Attached files

file filename
EX-3.2 - SECOND AMENDED AND RESTATED BYLAWS - MGC DIAGNOSTICS Corpmgc173431_ex3-2.htm
8-K - FORM 8-K DATED 12/28/2017 - MGC DIAGNOSTICS Corpmgc173431_8k.htm

 

Exhibit 3.1

 

SECOND AMENDED AND RESTATED
ARTICLES OF INCORPORATION

OF

MGC DIAGNOSTICS CORPORATION

 

Pursuant to the provisions of Chapter 302A of the Minnesota Statutes, known as the Minnesota Business Corporation Act, the following Second Amended and Restated Articles of Incorporation are adopted and shall supercede, amend and restate in their entirety the existing Amended and Restated Articles of Incorporation and all amendments thereto.

 

ARTICLE 1.

NAME

 

The name of this corporation is MGC Diagnostics Corporation.

 

ARTICLE 2.

REGISTERED OFFICE

 

The registered office of this Corporation is located at 100 South 5th Street, Suite 1075, Minneapolis, Minnesota 55402.

 

ARTICLE 3.

AUTHORIZED SHARES

 

The aggregate number of shares of stock that this corporation shall have the authority to issue is one thousand (1,000) shares of stock, having a per share par value of $0.01.

 

ARTICLE 4.

NO CUMULATIVE VOTING

 

There shall be no cumulative voting by the shareholders of the corporation.

 

ARTICLE 5.

NO PREEMPTIVE RIGHTS

 

The shareholders of the corporation shall not have preemptive rights.

 

ARTICLE 6.

ACTION IN WRITING

 

Except as to those matters requiring shareholder approval, any action required or permitted to be taken by the Board of Directors of this corporation may be taken by written action signed by a majority of the directors then holding office.

 

 

 

ARTICLE 6.

DIRECTOR LIABILITY

 

Section 1. Liability and Indemnification. No director shall be personally liable to the corporation or to its shareholders for monetary damages for any breach of fiduciary duty as a director, except to the extent such exemption from liability or limitation thereof is not permitted under the laws of the State of Minnesota as the same may exist or may hereafter be amended.
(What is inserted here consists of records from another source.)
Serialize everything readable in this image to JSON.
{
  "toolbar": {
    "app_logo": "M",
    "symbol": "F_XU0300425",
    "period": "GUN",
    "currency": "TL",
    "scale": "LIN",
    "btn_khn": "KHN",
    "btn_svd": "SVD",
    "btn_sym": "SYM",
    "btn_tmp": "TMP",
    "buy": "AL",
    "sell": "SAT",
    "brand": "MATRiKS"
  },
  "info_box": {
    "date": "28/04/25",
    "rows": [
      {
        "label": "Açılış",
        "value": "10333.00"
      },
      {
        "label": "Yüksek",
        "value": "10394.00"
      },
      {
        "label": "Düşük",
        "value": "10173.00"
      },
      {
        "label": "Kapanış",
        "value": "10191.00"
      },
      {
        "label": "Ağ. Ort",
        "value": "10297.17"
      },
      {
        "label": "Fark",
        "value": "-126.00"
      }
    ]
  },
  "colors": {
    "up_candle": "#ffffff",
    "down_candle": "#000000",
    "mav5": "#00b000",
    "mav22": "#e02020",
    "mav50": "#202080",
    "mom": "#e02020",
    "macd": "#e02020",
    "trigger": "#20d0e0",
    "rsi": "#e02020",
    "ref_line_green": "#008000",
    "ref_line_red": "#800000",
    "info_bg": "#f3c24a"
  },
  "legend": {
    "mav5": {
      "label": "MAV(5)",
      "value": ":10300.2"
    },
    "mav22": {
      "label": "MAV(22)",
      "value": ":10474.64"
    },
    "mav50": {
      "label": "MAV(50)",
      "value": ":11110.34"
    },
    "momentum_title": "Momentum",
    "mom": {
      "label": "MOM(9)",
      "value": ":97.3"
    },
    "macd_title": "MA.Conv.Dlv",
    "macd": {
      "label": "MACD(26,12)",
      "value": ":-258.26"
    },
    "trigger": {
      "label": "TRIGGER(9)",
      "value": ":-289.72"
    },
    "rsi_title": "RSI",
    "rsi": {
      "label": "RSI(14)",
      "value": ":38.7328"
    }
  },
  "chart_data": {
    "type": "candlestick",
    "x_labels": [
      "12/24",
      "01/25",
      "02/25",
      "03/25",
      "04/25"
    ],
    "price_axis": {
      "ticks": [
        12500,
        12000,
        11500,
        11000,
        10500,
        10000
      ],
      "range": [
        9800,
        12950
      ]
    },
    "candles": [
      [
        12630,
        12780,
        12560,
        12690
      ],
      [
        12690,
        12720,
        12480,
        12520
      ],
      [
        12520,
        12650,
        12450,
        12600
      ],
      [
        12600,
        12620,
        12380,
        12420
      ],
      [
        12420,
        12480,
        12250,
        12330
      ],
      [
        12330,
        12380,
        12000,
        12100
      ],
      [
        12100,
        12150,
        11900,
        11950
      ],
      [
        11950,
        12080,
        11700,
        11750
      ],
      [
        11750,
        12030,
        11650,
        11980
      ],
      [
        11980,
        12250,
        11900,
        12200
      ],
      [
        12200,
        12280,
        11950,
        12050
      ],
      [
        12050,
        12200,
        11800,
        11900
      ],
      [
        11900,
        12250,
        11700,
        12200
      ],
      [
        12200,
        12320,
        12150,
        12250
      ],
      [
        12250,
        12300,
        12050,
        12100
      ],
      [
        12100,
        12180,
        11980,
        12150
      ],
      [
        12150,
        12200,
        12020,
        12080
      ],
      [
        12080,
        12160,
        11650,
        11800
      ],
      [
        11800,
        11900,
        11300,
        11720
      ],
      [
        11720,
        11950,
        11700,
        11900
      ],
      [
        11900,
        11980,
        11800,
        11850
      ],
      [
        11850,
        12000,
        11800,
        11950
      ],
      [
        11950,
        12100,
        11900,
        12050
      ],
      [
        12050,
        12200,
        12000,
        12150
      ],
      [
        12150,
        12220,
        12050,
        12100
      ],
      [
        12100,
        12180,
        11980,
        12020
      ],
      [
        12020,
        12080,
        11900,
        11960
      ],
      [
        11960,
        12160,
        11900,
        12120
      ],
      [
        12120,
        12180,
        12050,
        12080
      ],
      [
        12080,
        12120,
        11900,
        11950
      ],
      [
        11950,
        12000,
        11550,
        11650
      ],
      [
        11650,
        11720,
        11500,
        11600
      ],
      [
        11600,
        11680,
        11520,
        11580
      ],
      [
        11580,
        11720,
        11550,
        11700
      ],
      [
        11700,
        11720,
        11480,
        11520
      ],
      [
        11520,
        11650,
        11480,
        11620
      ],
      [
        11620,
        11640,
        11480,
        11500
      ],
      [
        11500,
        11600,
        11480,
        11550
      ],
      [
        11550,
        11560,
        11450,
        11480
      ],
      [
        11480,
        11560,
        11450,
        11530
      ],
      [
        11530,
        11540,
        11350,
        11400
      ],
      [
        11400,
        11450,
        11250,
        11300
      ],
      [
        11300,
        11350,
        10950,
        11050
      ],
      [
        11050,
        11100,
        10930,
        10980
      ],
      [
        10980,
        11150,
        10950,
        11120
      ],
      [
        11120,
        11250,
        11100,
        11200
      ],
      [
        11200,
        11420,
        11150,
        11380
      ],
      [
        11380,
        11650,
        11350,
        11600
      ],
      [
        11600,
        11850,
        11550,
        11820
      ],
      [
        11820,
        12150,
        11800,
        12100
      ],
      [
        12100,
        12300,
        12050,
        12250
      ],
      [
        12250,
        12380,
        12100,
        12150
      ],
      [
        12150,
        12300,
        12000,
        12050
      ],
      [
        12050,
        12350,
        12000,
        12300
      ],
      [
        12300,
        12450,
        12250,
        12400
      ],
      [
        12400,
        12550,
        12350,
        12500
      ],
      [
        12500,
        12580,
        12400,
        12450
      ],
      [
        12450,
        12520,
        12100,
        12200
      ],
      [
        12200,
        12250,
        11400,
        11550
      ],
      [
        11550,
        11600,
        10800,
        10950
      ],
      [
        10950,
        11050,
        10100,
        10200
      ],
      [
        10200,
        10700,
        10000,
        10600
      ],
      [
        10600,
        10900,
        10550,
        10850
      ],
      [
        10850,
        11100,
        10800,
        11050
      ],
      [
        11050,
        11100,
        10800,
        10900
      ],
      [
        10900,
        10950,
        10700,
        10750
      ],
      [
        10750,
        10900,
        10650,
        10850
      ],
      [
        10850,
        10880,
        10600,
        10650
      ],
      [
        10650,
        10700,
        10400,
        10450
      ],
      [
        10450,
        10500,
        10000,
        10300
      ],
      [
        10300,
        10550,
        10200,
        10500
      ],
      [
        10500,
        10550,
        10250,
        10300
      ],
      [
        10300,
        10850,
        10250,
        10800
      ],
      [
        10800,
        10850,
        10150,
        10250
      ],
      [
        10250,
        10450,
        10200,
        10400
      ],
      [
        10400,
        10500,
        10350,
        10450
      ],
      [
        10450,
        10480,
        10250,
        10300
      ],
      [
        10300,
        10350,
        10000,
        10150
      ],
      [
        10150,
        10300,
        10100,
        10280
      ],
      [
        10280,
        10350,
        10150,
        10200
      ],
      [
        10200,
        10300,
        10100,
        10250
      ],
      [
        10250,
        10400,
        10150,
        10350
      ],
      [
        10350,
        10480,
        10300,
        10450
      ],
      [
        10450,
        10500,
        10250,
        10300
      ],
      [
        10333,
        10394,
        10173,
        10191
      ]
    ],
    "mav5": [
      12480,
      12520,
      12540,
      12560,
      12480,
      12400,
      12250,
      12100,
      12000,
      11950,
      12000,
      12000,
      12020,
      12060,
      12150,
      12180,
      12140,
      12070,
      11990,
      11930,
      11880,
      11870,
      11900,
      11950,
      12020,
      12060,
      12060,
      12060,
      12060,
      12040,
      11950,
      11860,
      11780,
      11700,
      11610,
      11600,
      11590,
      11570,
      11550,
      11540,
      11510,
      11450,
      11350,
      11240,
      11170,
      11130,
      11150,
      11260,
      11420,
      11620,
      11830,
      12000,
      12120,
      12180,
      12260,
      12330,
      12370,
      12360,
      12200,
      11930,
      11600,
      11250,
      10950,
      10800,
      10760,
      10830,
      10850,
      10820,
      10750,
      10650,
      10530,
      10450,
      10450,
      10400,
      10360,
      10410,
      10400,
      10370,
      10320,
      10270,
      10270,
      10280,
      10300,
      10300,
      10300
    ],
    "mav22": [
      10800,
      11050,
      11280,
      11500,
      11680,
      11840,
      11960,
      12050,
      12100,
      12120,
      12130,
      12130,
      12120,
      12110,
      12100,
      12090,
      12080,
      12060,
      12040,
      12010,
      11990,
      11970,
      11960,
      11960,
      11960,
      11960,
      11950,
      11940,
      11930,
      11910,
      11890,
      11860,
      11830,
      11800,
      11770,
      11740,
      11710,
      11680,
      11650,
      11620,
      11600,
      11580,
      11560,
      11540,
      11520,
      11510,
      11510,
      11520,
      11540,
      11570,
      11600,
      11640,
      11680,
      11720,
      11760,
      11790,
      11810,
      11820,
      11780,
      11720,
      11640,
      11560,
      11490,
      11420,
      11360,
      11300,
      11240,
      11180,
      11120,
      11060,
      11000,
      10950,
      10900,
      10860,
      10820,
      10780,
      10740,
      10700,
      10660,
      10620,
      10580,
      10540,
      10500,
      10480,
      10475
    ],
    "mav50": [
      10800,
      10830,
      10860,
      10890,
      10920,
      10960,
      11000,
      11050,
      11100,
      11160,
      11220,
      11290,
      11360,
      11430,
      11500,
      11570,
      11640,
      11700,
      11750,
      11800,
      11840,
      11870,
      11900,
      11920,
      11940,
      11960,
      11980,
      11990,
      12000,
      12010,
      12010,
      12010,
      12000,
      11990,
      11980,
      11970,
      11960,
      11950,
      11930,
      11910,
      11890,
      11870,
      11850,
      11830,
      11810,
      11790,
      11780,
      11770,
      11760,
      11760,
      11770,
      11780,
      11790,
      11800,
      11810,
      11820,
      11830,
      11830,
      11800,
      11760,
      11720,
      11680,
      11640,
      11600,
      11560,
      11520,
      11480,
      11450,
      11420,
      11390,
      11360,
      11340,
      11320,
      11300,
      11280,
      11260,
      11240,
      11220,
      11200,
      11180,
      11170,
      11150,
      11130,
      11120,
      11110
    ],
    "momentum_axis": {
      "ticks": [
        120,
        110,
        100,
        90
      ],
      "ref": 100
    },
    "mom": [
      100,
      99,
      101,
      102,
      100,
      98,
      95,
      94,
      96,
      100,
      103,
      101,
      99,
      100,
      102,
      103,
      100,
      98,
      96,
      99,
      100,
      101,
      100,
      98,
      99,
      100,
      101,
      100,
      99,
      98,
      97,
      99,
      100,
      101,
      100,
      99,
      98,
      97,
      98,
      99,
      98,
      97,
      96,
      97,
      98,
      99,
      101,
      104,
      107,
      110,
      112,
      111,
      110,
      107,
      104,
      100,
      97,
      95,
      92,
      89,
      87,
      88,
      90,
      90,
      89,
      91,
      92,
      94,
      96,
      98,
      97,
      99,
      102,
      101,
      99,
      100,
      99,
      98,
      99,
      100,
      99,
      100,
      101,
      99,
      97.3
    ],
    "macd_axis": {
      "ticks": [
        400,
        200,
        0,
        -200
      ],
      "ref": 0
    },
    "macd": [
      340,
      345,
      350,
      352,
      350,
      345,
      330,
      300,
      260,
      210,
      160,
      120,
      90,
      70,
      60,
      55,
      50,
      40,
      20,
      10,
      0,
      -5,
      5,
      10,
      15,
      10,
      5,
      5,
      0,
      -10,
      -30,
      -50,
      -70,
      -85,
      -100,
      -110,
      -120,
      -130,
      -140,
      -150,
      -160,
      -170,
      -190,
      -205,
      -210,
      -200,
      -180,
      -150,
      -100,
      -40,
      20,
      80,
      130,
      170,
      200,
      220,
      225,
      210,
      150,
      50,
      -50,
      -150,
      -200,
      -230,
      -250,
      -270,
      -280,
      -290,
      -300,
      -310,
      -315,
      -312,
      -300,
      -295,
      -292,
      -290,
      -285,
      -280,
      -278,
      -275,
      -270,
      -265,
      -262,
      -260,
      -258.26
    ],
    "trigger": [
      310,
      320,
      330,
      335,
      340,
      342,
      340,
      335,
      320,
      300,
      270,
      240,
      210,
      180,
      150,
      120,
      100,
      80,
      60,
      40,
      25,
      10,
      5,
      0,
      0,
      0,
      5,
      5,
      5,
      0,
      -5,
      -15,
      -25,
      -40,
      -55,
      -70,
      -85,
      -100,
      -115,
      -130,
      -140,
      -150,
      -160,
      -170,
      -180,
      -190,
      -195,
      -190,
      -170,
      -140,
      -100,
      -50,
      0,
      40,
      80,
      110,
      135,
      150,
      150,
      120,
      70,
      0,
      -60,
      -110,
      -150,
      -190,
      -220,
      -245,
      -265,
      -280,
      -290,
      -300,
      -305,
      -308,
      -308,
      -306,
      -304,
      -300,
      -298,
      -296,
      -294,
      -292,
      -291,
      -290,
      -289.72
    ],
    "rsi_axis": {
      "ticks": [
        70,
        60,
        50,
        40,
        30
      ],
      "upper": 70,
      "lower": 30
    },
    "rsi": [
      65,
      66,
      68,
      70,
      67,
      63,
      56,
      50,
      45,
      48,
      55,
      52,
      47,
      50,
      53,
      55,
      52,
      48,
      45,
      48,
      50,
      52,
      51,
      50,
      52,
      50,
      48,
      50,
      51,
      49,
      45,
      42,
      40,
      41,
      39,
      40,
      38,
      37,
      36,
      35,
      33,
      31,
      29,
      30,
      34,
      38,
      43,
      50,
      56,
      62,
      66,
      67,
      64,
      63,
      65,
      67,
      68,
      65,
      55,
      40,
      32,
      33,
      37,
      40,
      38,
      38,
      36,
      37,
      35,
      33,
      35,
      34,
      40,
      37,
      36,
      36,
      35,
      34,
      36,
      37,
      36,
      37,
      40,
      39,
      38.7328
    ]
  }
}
Any repeal or modification of the provisions of this Article shall not adversely affect any right or protection of a director of the corporation existing at the time of such repeal or modification.

 

Any person who at any time shall serve or shall have served as a director, officer, or employee of the corporation, or of any other enterprise at the request of the corporation, and the heirs, executors and administrators of such person shall be indemnified by the corporation in accordance with, and to the fullest extent permitted by, the provisions of the Minnesota Business

Corporation Act, as it may be amended from time to time.

 

Section 2. Insurance. The corporation shall have power to purchase and maintain insurance on behalf of any person who is or was a director, officer, employee or agent of the corporation, or is or was serving at the request of the corporation as a director, officer, employee or agent of another corporation, partnership, joint venture, trust or other enterprise against any liability asserted against him or her and incurred by him or her in any such capacity or arising out of his or her status as such, whether or not the corporation would have the power to indemnify him or her against such liability under the provisions of the Minnesota Business Corporation Act.

 

IN WITNESS WHEREOF, I have hereunto set my hand this 28th day of December, 2017.